Bölüm 175: Yengeç Küresi
Huzur Kasabası'nın merkezi, Huzur Ağacı'nın altı.
Huzur Ağacı o kadar uzundu ki, kimse yerden ağacın tepesini göremezdi ve yaprakları dallarda canlı bir şekilde büyüyordu. Gövdesi o kadar kalındı ki, kollarını çember şekilde çevresine sarmak için muhtemelen on ya da bir o kadar yetişkin erkek gerekirdi.
Shura'nın görüntüsü bir kere daha belirdi. Huzur Ağacı'nın altında durdu ve kanla lekelenmiş olan elini ağaca koyarak: "On bin yılda değişen o kadar şeyin değişmesine rağmen bu ağacın hâlâ burada olacağını asla düşünmezdim." dedi.
Shura'nın sesi hafifçe titriyordu. Tüm Unutulmuş Kıta'ya terör yaşatan Shura'nın bile geri dönüp bakmasının zor olacağı şeyleri vardı.
"Bu ağaç ben ve karım tarafından dikildi. Eskiden sadece bir tohumdu. Karım ve ben, hızla büyümesi ve birbirimize duyduğumuz aşkın nasıl asla solmayacağının bir sembolü olarak, sınırsız bir yaşam vermek için, gücümüzün bir kısmını ağaca aktardık."
Shura devasa ağaca bakarken geçmişi anan bir tonda konuşmuştu. On bin yıl geçmişti ve minik fidan devasa bir ağaç olana kadar büyümüştü. Ancak, o ve en değerlisi çok uzun zaman önce birbirlerinden ayrılmıştı.
"Karını gerçekten sevmiş gibi duruyorsun... O zaman neden bir Shura olmayı istedin?", diye sordu Ling Chen.
"Shura olduğumda, karım çoktan ölmüştü. Onu bu ağacın altına kendim gömdüm. O sırada, öldükten sonraki en büyük arzum, benim de bu ağacın altına gömülmemdi.

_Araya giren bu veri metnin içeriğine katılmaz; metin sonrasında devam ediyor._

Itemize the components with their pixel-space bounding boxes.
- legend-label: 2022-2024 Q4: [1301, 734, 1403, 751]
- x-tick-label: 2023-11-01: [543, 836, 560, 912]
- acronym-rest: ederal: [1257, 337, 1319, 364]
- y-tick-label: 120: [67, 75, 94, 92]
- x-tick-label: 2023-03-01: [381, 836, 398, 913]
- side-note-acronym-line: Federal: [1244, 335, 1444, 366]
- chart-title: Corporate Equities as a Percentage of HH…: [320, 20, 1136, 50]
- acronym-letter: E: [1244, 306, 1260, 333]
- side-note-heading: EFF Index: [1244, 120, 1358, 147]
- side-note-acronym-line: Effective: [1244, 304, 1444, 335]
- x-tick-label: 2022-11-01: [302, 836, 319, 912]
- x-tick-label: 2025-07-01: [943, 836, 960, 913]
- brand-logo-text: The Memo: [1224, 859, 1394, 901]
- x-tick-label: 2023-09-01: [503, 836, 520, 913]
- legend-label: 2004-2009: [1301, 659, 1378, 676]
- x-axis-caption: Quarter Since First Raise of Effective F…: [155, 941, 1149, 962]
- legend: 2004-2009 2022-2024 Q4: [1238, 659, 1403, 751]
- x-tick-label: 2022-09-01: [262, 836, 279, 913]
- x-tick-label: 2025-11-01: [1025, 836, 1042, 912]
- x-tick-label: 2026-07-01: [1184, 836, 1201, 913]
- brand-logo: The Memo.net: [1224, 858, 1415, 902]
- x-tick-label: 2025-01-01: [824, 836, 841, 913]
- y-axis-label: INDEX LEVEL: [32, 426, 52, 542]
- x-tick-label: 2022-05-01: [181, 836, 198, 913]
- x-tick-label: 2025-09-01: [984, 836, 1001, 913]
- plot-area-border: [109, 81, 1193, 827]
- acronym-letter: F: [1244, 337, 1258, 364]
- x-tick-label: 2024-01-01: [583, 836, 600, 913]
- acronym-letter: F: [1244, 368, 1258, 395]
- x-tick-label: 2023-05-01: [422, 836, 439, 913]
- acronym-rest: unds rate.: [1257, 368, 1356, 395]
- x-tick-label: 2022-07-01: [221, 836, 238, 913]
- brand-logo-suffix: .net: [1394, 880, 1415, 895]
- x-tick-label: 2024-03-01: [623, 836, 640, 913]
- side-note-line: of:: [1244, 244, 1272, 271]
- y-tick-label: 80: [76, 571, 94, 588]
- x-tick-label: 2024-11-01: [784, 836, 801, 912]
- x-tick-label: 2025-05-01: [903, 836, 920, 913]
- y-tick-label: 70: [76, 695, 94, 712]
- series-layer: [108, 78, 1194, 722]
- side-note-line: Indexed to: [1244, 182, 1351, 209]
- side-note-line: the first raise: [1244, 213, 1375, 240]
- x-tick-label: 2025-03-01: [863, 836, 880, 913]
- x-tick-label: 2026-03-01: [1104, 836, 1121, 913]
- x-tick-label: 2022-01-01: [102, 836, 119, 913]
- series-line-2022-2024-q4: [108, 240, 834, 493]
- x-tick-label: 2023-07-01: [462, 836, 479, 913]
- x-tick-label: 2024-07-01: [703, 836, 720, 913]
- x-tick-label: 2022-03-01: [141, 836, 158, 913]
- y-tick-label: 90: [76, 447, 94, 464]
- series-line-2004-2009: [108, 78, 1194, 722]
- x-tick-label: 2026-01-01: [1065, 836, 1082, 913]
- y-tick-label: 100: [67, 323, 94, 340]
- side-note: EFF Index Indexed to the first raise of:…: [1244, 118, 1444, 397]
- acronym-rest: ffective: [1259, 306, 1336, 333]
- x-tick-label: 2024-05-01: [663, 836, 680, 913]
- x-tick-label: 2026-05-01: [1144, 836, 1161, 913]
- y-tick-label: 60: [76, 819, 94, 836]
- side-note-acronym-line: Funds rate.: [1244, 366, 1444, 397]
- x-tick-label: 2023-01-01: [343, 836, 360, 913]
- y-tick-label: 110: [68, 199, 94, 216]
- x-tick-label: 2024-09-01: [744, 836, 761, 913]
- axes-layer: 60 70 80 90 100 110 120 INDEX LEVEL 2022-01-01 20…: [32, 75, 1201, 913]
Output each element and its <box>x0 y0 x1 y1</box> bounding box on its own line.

Hayatta birbirimize eşlik edememiş olsak da en azından ölümde birlikte olacaktık."
Ling Chen'in kalbi hafifçe etkilenmişti. Geçen on bin yılda, dilediği her şeyi yok edebilen bu Shura'nın sadece tek bir dileği vardı, ölmüş karısıyla birlikte olabileceği bu ağacın altına gömülmekti. Bu gerçekten de Unutulmuş Kıta yaratıklarının %10'unu öldüren Shura mıydı?

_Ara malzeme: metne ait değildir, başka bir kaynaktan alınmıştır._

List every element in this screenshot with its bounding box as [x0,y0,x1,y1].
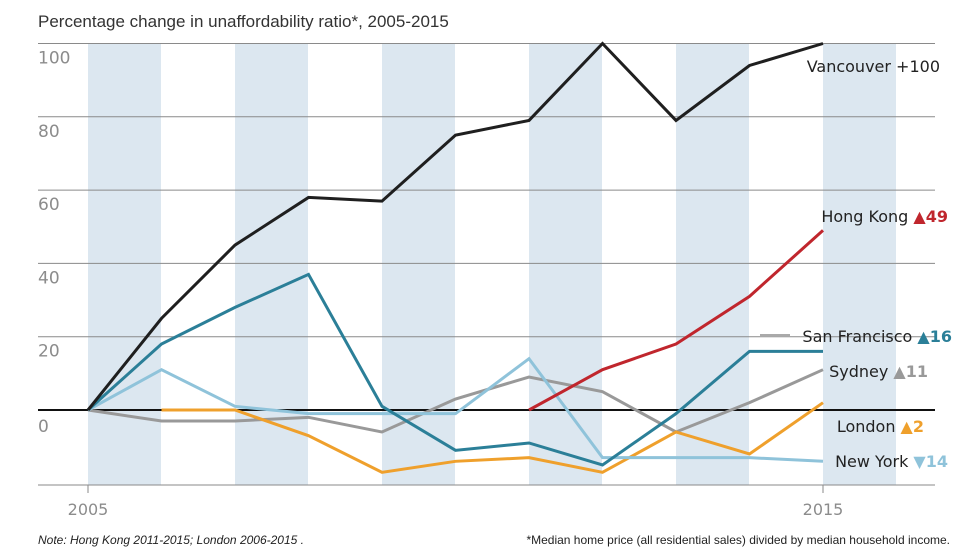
up-triangle-icon: ▲ [913,207,926,226]
y-tick-label: 0 [38,417,49,437]
y-tick-label: 100 [38,49,70,69]
series-end-value: 2 [913,417,924,436]
band-2009 [382,43,455,485]
series-line-hong_kong [528,229,825,412]
series-line-vancouver [86,41,824,411]
series-end-value: +100 [896,57,940,76]
series-name: Hong Kong [821,207,913,226]
series-name: San Francisco [802,327,917,346]
series-label-vancouver: Vancouver +100 [807,57,940,76]
y-tick-label: 40 [38,268,60,288]
y-tick-label: 80 [38,122,60,142]
series-name: London [837,417,901,436]
series-name: New York [835,452,913,471]
series-label-new_york: New York ▼14 [835,452,948,471]
series-label-sydney: Sydney ▲11 [829,362,928,381]
series-label-hong_kong: Hong Kong ▲49 [821,207,948,226]
series-name: Sydney [829,362,893,381]
x-tick-label: 2015 [803,500,844,519]
up-triangle-icon: ▲ [917,327,930,346]
series-line-sydney [87,368,824,434]
series-line-london [161,401,824,474]
series-end-value: 49 [926,207,948,226]
series-line-new_york [87,356,824,463]
up-triangle-icon: ▲ [901,417,914,436]
note-right: *Median home price (all residential sale… [526,533,950,547]
series-label-san_francisco: San Francisco ▲16 [802,327,952,346]
chart-subtitle: Percentage change in unaffordability rat… [38,12,449,31]
y-tick-label: 60 [38,195,60,215]
down-triangle-icon: ▼ [913,452,926,471]
series-label-london: London ▲2 [837,417,924,436]
series-end-value: 16 [930,327,952,346]
y-tick-label: 20 [38,342,60,362]
series-end-value: 14 [926,452,948,471]
shaded-year-bands [88,43,896,485]
y-axis-tick-labels: 0 20 40 60 80 100 [38,49,70,438]
note-left: Note: Hong Kong 2011-2015; London 2006-2… [38,533,304,547]
series-end-value: 11 [906,362,928,381]
up-triangle-icon: ▲ [893,362,906,381]
x-axis-tick-labels: 2005 2015 [68,485,844,519]
series-line-san_francisco [86,272,823,467]
series-lines [86,41,825,474]
series-name: Vancouver [807,57,896,76]
x-tick-label: 2005 [68,500,109,519]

Sadece önemseyen, seven ve en çok sempati besleyenler Shura olabilirler - Shura olmasının nedeni bu muydu? Bu durumda, "Shura'nın" gerçek anlamı neydi? Herkesin Shura hakkında bildiği yanlış olabilir miydi?
"Bir Shura haline gelmeyi isteme nedenini bana söyleyebilir misin?" Ling Chen bir adım ileri attı ve zihnini kavuran soruyu sordu.

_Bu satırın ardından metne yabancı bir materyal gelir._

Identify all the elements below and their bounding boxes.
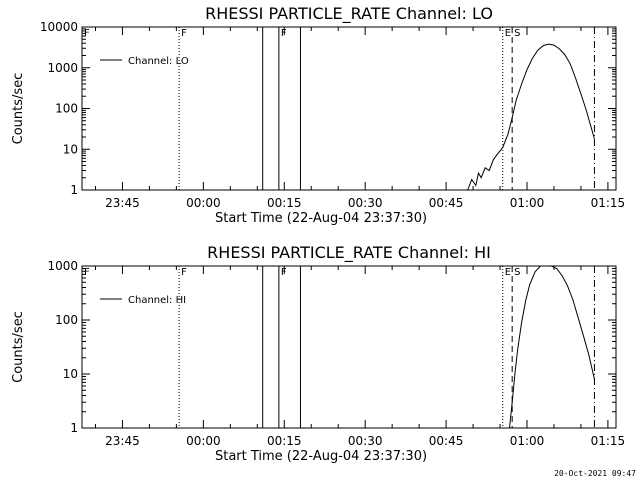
x-tick-label-hi: 23:45: [105, 434, 140, 448]
legend-label-hi: Channel: HI: [128, 295, 186, 306]
x-tick-label-hi: 01:00: [510, 434, 545, 448]
y-tick-label-lo: 10: [63, 142, 78, 156]
event-marker-label-lo: S: [514, 28, 520, 39]
event-marker-label-hi: E: [505, 267, 511, 278]
x-tick-label-lo: 00:45: [429, 196, 464, 210]
y-axis-label-lo: Counts/sec: [11, 73, 26, 145]
x-tick-label-hi: 01:15: [591, 434, 626, 448]
y-tick-label-hi: 1000: [47, 259, 78, 273]
x-tick-label-lo: 00:15: [267, 196, 302, 210]
event-marker-label-lo: F: [181, 28, 187, 39]
x-tick-label-hi: 00:30: [348, 434, 383, 448]
timestamp-label: 20-Oct-2021 09:47: [554, 469, 636, 478]
event-marker-label-lo: E: [505, 28, 511, 39]
y-tick-label-lo: 10000: [40, 20, 78, 34]
chart-title-hi: RHESSI PARTICLE_RATE Channel: HI: [207, 243, 491, 263]
event-marker-label-hi: F: [281, 267, 287, 278]
x-tick-label-lo: 00:00: [186, 196, 221, 210]
event-marker-label-hi: F: [84, 267, 90, 278]
x-tick-label-hi: 00:00: [186, 434, 221, 448]
y-tick-label-hi: 1: [70, 421, 78, 435]
event-marker-label-lo: F: [84, 28, 90, 39]
x-axis-label-lo: Start Time (22-Aug-04 23:37:30): [215, 211, 427, 226]
event-marker-label-lo: F: [281, 28, 287, 39]
data-series-line-lo: [467, 43, 595, 191]
event-marker-label-hi: S: [514, 267, 520, 278]
y-tick-label-lo: 1000: [47, 61, 78, 75]
y-tick-label-hi: 10: [63, 367, 78, 381]
x-tick-label-lo: 00:30: [348, 196, 383, 210]
data-series-line-hi: [509, 265, 595, 429]
chart-title-lo: RHESSI PARTICLE_RATE Channel: LO: [205, 4, 493, 24]
y-axis-label-hi: Counts/sec: [11, 311, 26, 383]
x-tick-label-lo: 01:15: [591, 196, 626, 210]
legend-label-lo: Channel: LO: [128, 56, 189, 67]
x-tick-label-hi: 00:45: [429, 434, 464, 448]
x-axis-label-hi: Start Time (22-Aug-04 23:37:30): [215, 449, 427, 464]
event-marker-label-hi: F: [181, 267, 187, 278]
y-tick-label-hi: 100: [55, 313, 78, 327]
y-tick-label-lo: 100: [55, 102, 78, 116]
y-tick-label-lo: 1: [70, 183, 78, 197]
x-tick-label-lo: 01:00: [510, 196, 545, 210]
x-tick-label-lo: 23:45: [105, 196, 140, 210]
x-tick-label-hi: 00:15: [267, 434, 302, 448]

Shura sessiz kalmaya ve ağacı izlemeye devam etti. Geçmişin hatıralarını anıyor gibi duruyordu ama Ling Chen'e cevap vermemişti.
"Genç adam, beni buraya getirdiğin için teşekkür ederim. Onunla birlikte gömülebildiğim için artık huzur içinde dinlenebilirim. Hayatımdaki en büyük mutluluk onunla tanışmaktı ve en az pişman olduğum şey de bir Shura olmaktı. Eğer geçmişe gidebilseydim, kılıcımı uzaklara atar ve mümkün olan bütün zamanımı onunla geçirirdim."
Shura parmağını salladı ve Ling Chen'in yanında derin bir çukur belirdi. Ardından Shura'nın kemikleri çukurun içine doğru süzüldü. Hemen arkasından çukur dolduğunda az önce olan şeyin tek bir izi bile kalmamıştı.
Ling Chen'in dışında, Shura'nın son dinlenme yerini kimse bilmiyordu. Hiç kimse, tanrıları bile aşan korkunç Shura'nın bir tabut ya da mezar taşı bile olmadan bu ağacın altında yattığını bilemezdi. "Cenazesinde" bulunan tek kişi Ling Chen'di.
Ve kimse, Shura'nın bugün gerçekten öldüğünü bilmiyordu.
"Artık gidiyor musun?" Ling Chen, Shura'nın görüntüsünün solmaya başladığını gördüğünde sessizce sordu.
"Evet, gitme zamanım geldi. Bu son dileğimi yerine getirdiğin için teşekkür ederim. Bu da sana ödülüm..."
Shura konuştuğunda, Ling Chen'in görüş alanında bir parça morluk taşıyan beyaz bir ışık belirdi. Bu yumruk büyüklüğünde, bir parça mor barındıran gümüş renkli kristal bir küreydi. Yarı transparan ve üstünde birbirinin üzerine yatay halde zıt şekilde yerleşmiş olan, dokuza benzeyen iki sembol bulunuyordu.
Bu...
"Bu dördüncü Tanrı Küresi... Yengeç Küresi!" Qi Yue neşeyle bağırdı.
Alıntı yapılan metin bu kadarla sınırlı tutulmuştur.